If Doonan is right, I’m glad to see that the blue-state elite, with its notorious ultra-low fertility rate, might be waking up to the fact that it’s gradually losing the demographic war to red-staters and their tendencies to have large families. Instead of wondering "what’s the matter" with the red-staters, the blue-staters are getting off their duffs and fighting back. That’s healthy.

That's sick.

Not the having of third children -- heavens no. Being firmly and perhaps even insanely pro-choice*, I am all for folks having precisely as many kids as they do or don't want. Have one. I did. Have two. Have three. Have eleven, if your heart desires, though I must admit I will gape in astonishment as I pass you in Wal-Mart and wonder what in Sam Hill you coulda been thinking -- but hey. It's your life, I will say, and shrug, and keep going.

So it's not the having of the third baby, even in NYC, I find appalling here.

It's the IWF getting all chirpy over this third child as some sort of political gambit -- on either side -- thinking, as Brooksie was thinking, as Scott Card was thinking -- that people should have, or do have, or ought to have, children to score political points.

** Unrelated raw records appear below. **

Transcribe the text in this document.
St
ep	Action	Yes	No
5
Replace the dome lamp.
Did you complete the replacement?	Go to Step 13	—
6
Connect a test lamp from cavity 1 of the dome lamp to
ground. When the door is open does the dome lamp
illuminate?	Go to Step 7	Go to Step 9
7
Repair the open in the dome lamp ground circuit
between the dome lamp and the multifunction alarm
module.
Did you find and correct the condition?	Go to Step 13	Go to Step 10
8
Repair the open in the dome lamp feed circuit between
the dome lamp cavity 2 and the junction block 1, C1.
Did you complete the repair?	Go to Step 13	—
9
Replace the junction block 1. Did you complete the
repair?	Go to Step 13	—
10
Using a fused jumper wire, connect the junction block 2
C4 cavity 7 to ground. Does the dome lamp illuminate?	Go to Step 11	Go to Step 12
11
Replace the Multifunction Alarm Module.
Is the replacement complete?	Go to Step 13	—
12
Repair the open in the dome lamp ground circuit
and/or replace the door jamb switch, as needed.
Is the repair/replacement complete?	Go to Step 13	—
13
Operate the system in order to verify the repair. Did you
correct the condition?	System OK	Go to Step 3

This works my humanist nerves.

Children aren't ways of keeping score. They aren't ways to show up your enemy.

Really not.

They're human beings. If people aren't perpared to think of the humans they are bringing into the world as humans, with their own wills and rights, and not as tools to further some political or religious or cultural agenda of their parents (or some mythic creators), well, I'm thinking those people should maybe raise poodles instead.

Or, hey, write blogs.

I'm just saying.

*An example: The kid is seven now, but I've been teaching her that her body is her body since day one. All the standard ways. No one gets to kiss her, not even me or mr. delagar, unless she wants a kiss; she gets to wear the clothes she wants to wear; when she asks me whether she can get a tattoo when she grows up, I give her the little liberal parent lecture ("Well, the Torah says this about tattoos, but we interpret it this way, so it's probably okay in a religious sense, on the other hand people will think blar blar blar, but it's up to you because as you know it's your body and you can do as you like with your own body." and all the while you must picture mr. delagar who so does not want his child getting a tattoo or a belly button ring or a tongue stud EVER sitting there with his eyes squinched like this saying in his head o please can't we just tell her NO?).

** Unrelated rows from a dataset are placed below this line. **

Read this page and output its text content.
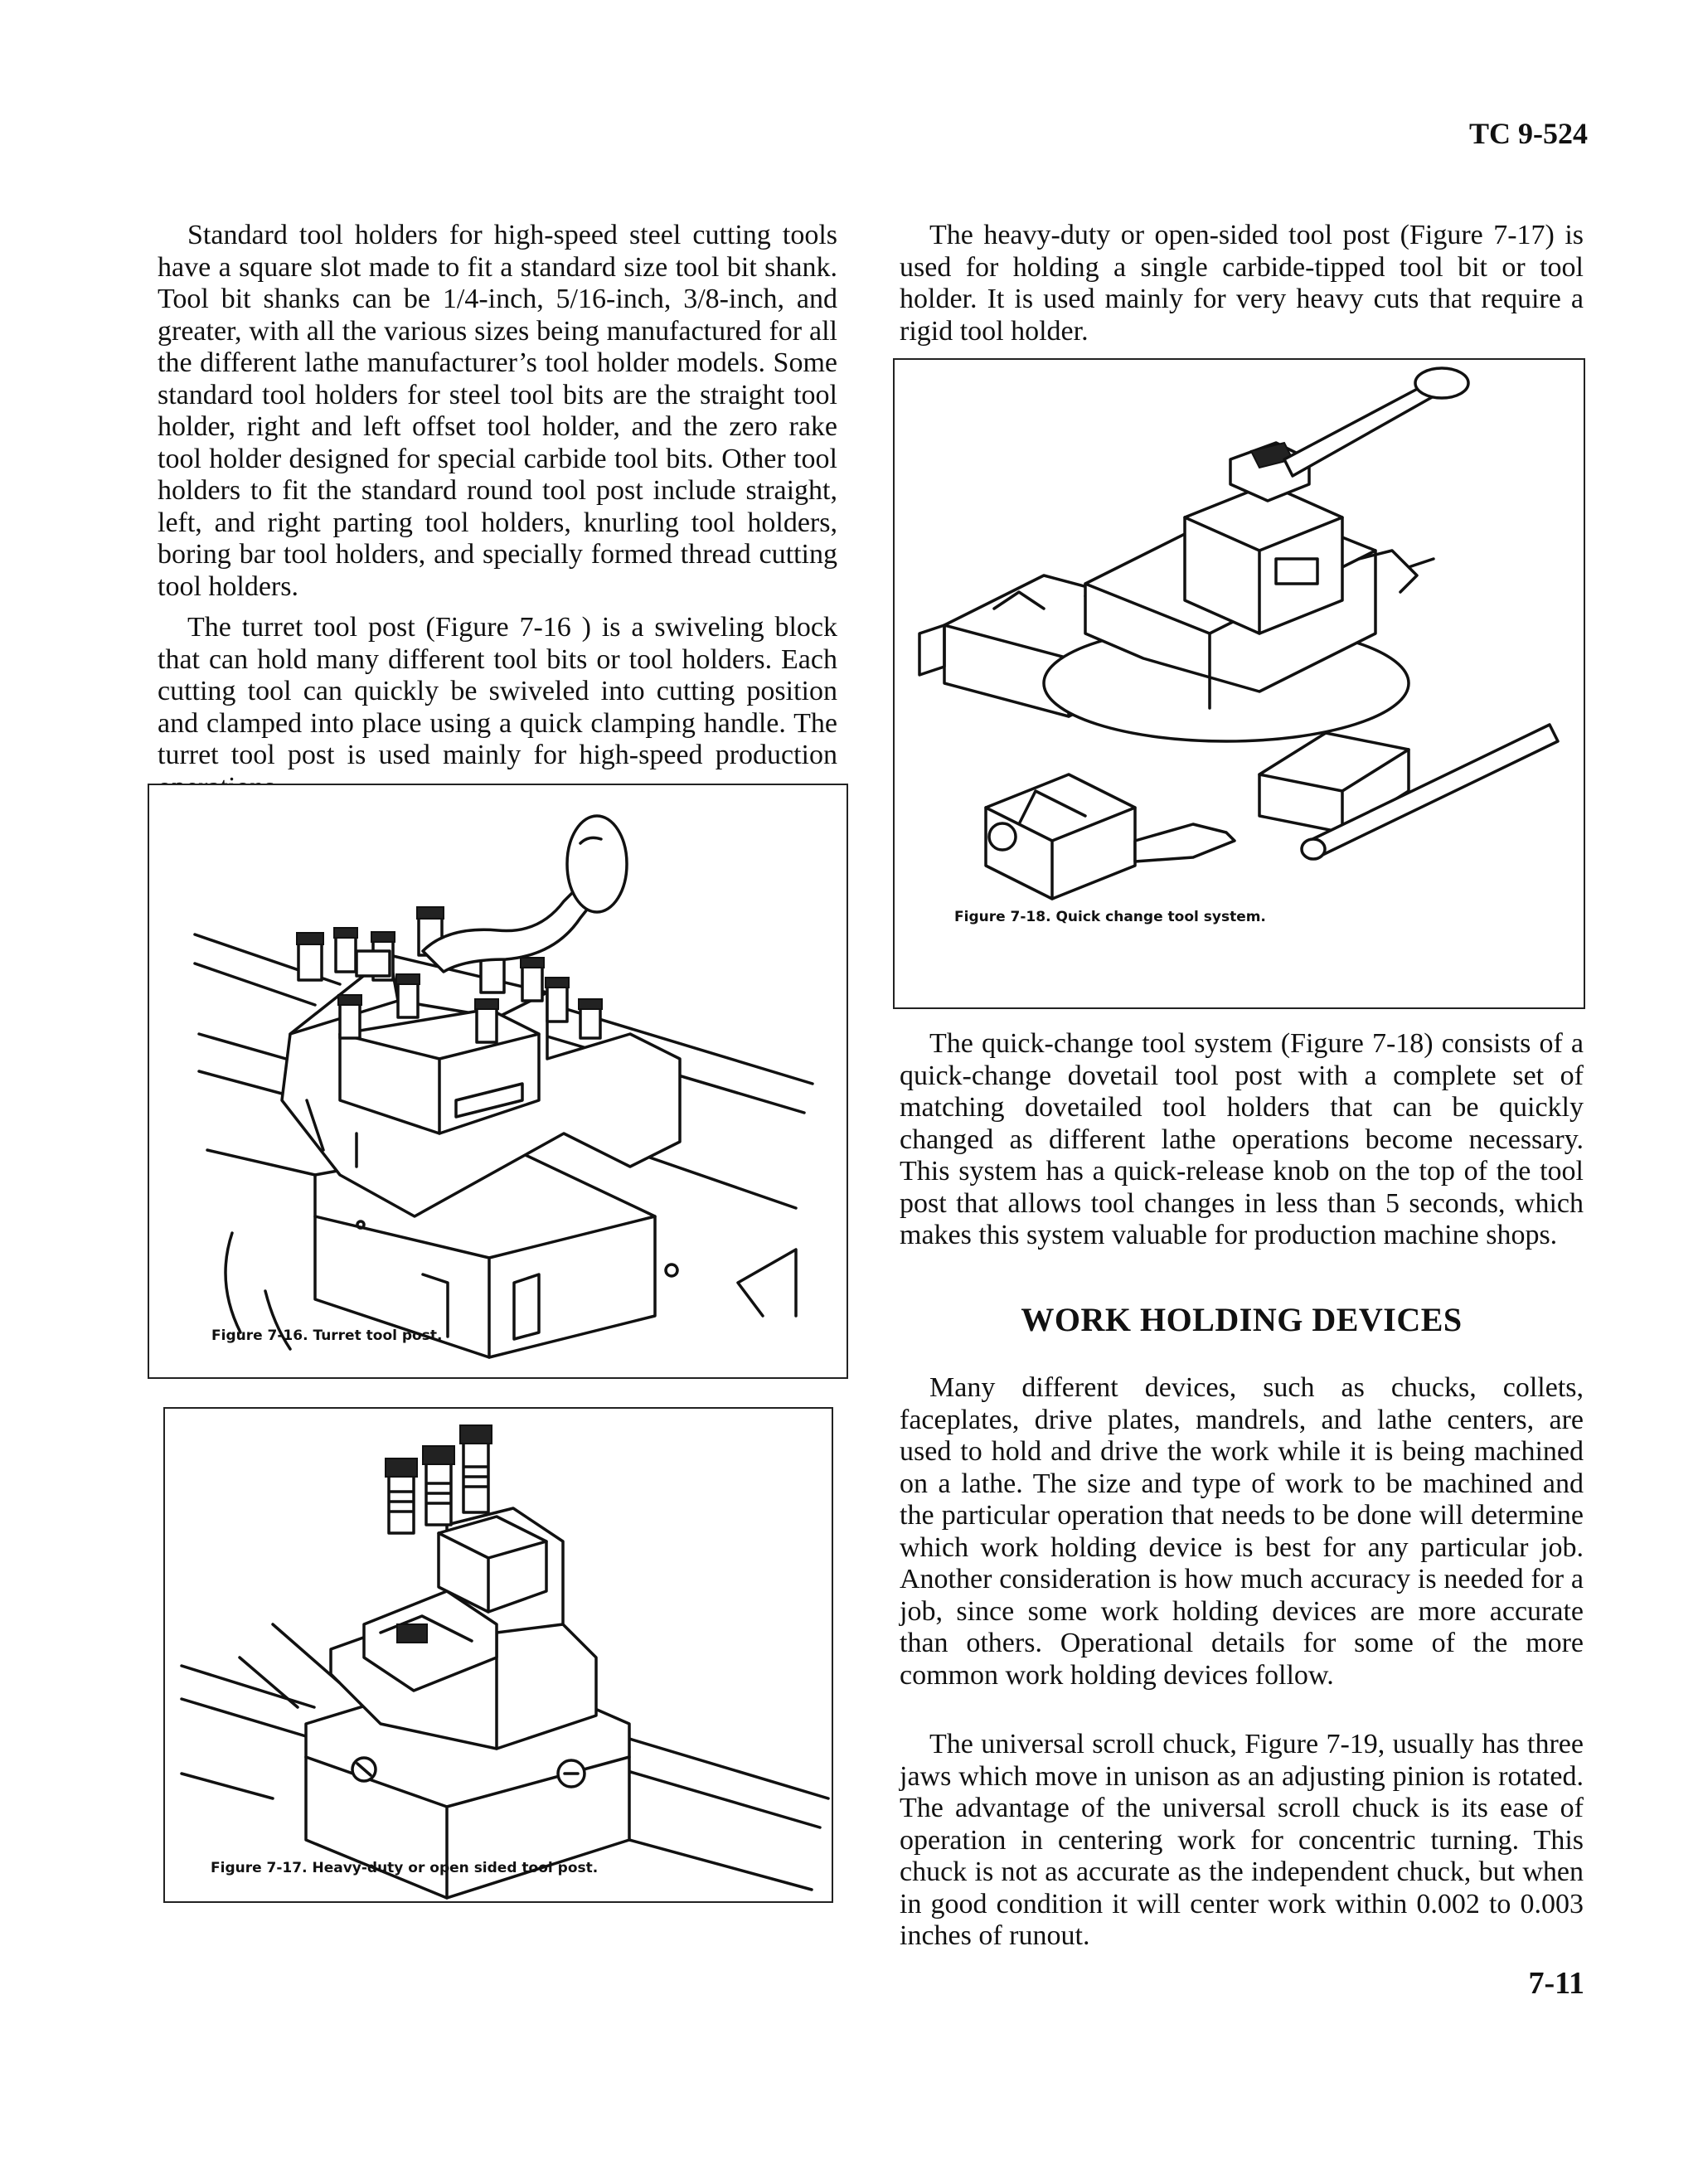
TC 9-524

Standard tool holders for high-speed steel cutting tools have a square slot made to fit a standard size tool bit shank. Tool bit shanks can be 1/4-inch, 5/16-inch, 3/8-inch, and greater, with all the various sizes being manufactured for all the different lathe manufacturer’s tool holder models. Some standard tool holders for steel tool bits are the straight tool holder, right and left offset tool holder, and the zero rake tool holder designed for special carbide tool bits. Other tool holders to fit the standard round tool post include straight, left, and right parting tool holders, knurling tool holders, boring bar tool holders, and specially formed thread cutting tool holders.

The turret tool post (Figure 7-16 ) is a swiveling block that can hold many different tool bits or tool holders. Each cutting tool can quickly be swiveled into cutting position and clamped into place using a quick clamping handle. The turret tool post is used mainly for high-speed production

Figure 7-16. Turret tool post.
Figure 7-17. Heavy-duty or open sided tool post.

The heavy-duty or open-sided tool post (Figure 7-17) is used for holding a single carbide-tipped tool bit or tool holder. It is used mainly for very heavy cuts that require a rigid tool holder.

Figure 7-18. Quick change tool system.

The quick-change tool system (Figure 7-18) consists of a quick-change dovetail tool post with a complete set of matching dovetailed tool holders that can be quickly changed as different lathe operations become necessary. This system has a quick-release knob on the top of the tool post that allows tool changes in less than 5 seconds, which makes this system valuable for production machine shops.

WORK HOLDING DEVICES

Many different devices, such as chucks, collets, faceplates, drive plates, mandrels, and lathe centers, are used to hold and drive the work while it is being machined on a lathe. The size and type of work to be machined and the particular operation that needs to be done will determine which work holding device is best for any particular job. Another consideration is how much accuracy is needed for a job, since some work holding devices are more accurate than others. Operational details for some of the more common work holding devices follow.

The universal scroll chuck, Figure 7-19, usually has three jaws which move in unison as an adjusting pinion is rotated. The advantage of the universal scroll chuck is its ease of operation in centering work for concentric turning. This chuck is not as accurate as the independent chuck, but when in good condition it will center work within 0.002 to 0.003 inches of runout.

7-11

Anyway. A few weeks ago I came into the front room and she's sitting in the white chair and there's a pile of hair on the floor next to her -- her hair -- and she's snipping her new scissors dreamily. "AAAARGH!" I howled. "WHAT DID YOU DO?"

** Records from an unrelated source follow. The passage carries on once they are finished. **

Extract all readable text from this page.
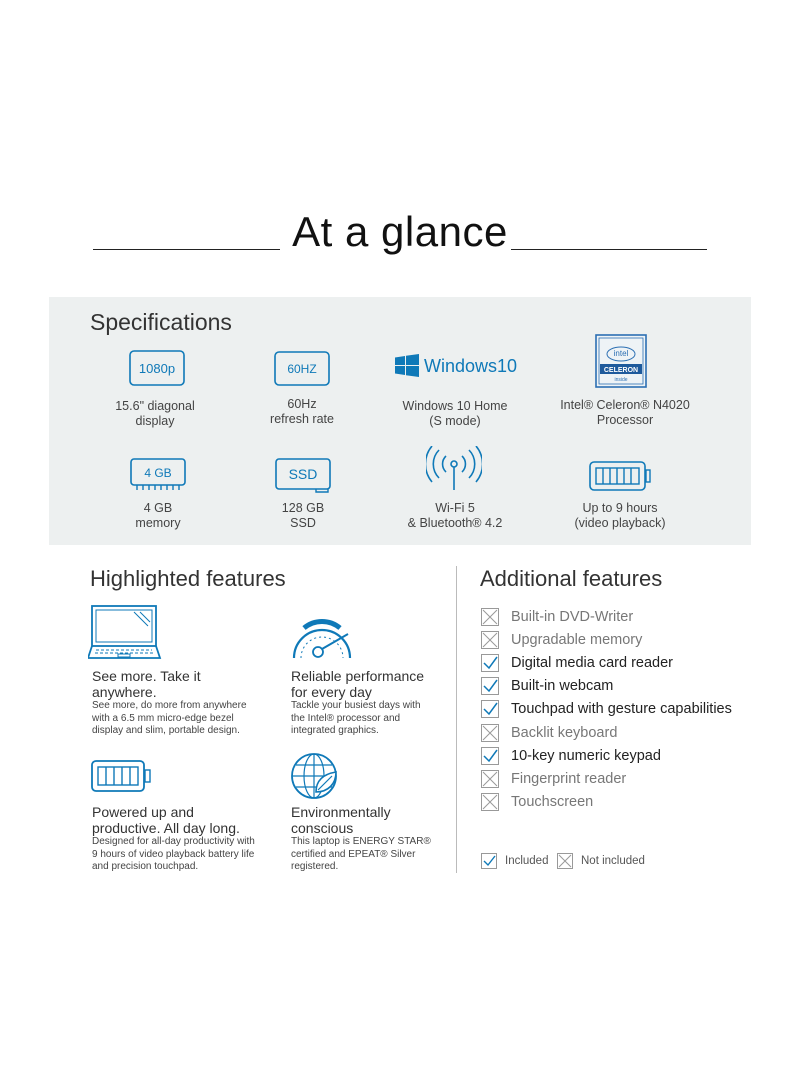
At a glance
Specifications
1080p	60HZ	Windows10
intel
CELERON
inside
15.6" diagonal
display
60Hz
refresh rate
Windows 10 Home
(S mode)
Intel® Celeron® N4020
Processor
4 GB	SSD
4 GB
memory
128 GB
SSD
Wi-Fi 5
& Bluetooth® 4.2
Up to 9 hours
(video playback)
Highlighted features
See more. Take it
anywhere.
See more, do more from anywhere
with a 6.5 mm micro-edge bezel
display and slim, portable design.
Reliable performance
for every day
Tackle your busiest days with
the Intel® processor and
integrated graphics.
Powered up and
productive. All day long.
Designed for all-day productivity with
9 hours of video playback battery life
and precision touchpad.
Environmentally
conscious
This laptop is ENERGY STAR®
certified and EPEAT® Silver
registered.
Additional features
Built-in DVD-Writer
Upgradable memory
Digital media card reader
Built-in webcam
Touchpad with gesture capabilities
Backlit keyboard
10-key numeric keypad
Fingerprint reader
Touchscreen
Included	Not included
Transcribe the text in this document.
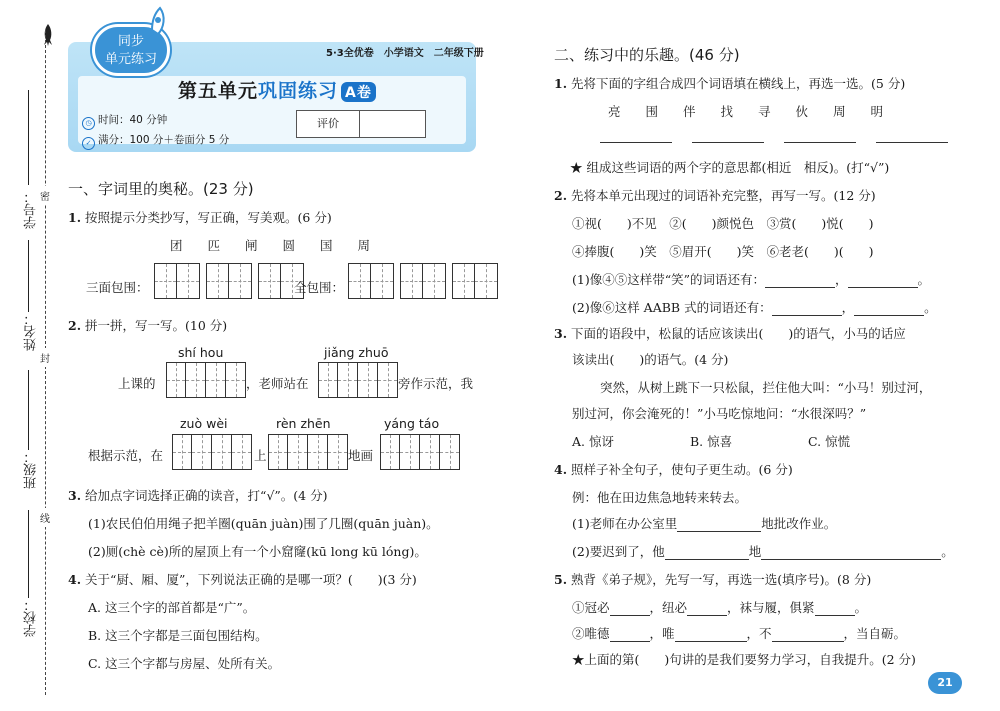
学号：
姓名：
班级：
学校：
密
封
线
同步
单元练习	5·3全优卷　小学语文　二年级下册
第五单元巩固练习 A卷
◷ 时间：40 分钟
✓ 满分：100 分＋卷面分 5 分
评价
一、字词里的奥秘。(23 分)
1. 按照提示分类抄写，写正确，写美观。(6 分)
团　　匹　　闸　　圆　　国　　周
三面包围：	全包围：
2. 拼一拼，写一写。(10 分)
shí hou	jiǎng zhuō
上课的	，老师站在	旁作示范，我
zuò wèi	rèn zhēn	yáng táo
根据示范，在	上	地画
3. 给加点字词选择正确的读音，打“√”。(4 分)
(1)农民伯伯用绳子把羊圈(quān juàn)围了几圈(quān juàn)。
(2)厕(chè cè)所的屋顶上有一个小窟窿(kū long kū lóng)。
4. 关于“厨、厢、厦”，下列说法正确的是哪一项？(　　)(3 分)
A. 这三个字的部首都是“广”。
B. 这三个字都是三面包围结构。
C. 这三个字都与房屋、处所有关。
二、练习中的乐趣。(46 分)
1. 先将下面的字组合成四个词语填在横线上，再选一选。(5 分)
亮　　围　　伴　　找　　寻　　伙　　周　　明
★ 组成这些词语的两个字的意思都(相近　相反)。(打“√”)
2. 先将本单元出现过的词语补充完整，再写一写。(12 分)
①视(　　)不见　②(　　)颜悦色　③赏(　　)悦(　　)
④捧腹(　　)笑　⑤眉开(　　)笑　⑥老老(　　)(　　)
(1)像④⑤这样带“笑”的词语还有：	，	。
(2)像⑥这样 AABB 式的词语还有：	，	。
3. 下面的语段中，松鼠的话应该读出(　　)的语气，小马的话应
该读出(　　)的语气。(4 分)
突然，从树上跳下一只松鼠，拦住他大叫：“小马！别过河，
别过河，你会淹死的！”小马吃惊地问：“水很深吗？”
A. 惊讶	B. 惊喜	C. 惊慌
4. 照样子补全句子，使句子更生动。(6 分)
例：他在田边焦急地转来转去。
(1)老师在办公室里	地批改作业。
(2)要迟到了，他	地	。
5. 熟背《弟子规》，先写一写，再选一选(填序号)。(8 分)
①冠必	，纽必	，袜与履，俱紧	。
②唯德	，唯	，不	，当自砺。
★上面的第(　　)句讲的是我们要努力学习，自我提升。(2 分)
21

"Well, Mama," she said, very calm and cozy and certain of herself. "It's my body."

Which of course it is.

So I had to let it go.

"Interesting haircut," I said, only slightly strangled, and went on into the kitchen.


Anonymous said...

Children shouldn't be a way of keeping score, no. But when they're grandchildren -- wow, that's a whole 'nother breed of politics. My aunt, for example, is sure she must be superior to my mother, because Auntie has (at last count) 16 grandchildren (including three "steps") courtesy of her three kids, while my mother, also with three kids, has a mere five. I wonder if that's a new trend too: Whoever dies with the most grandkids, wins.

delagar said...

Hah! You've got me.

The kid's grandmother had to add in granddogs, and she still always loses, cause all her friends' kids have four and five kids each and look at us, man. We just didn't come through.

Neither did my brothers, though, so it ain't just me.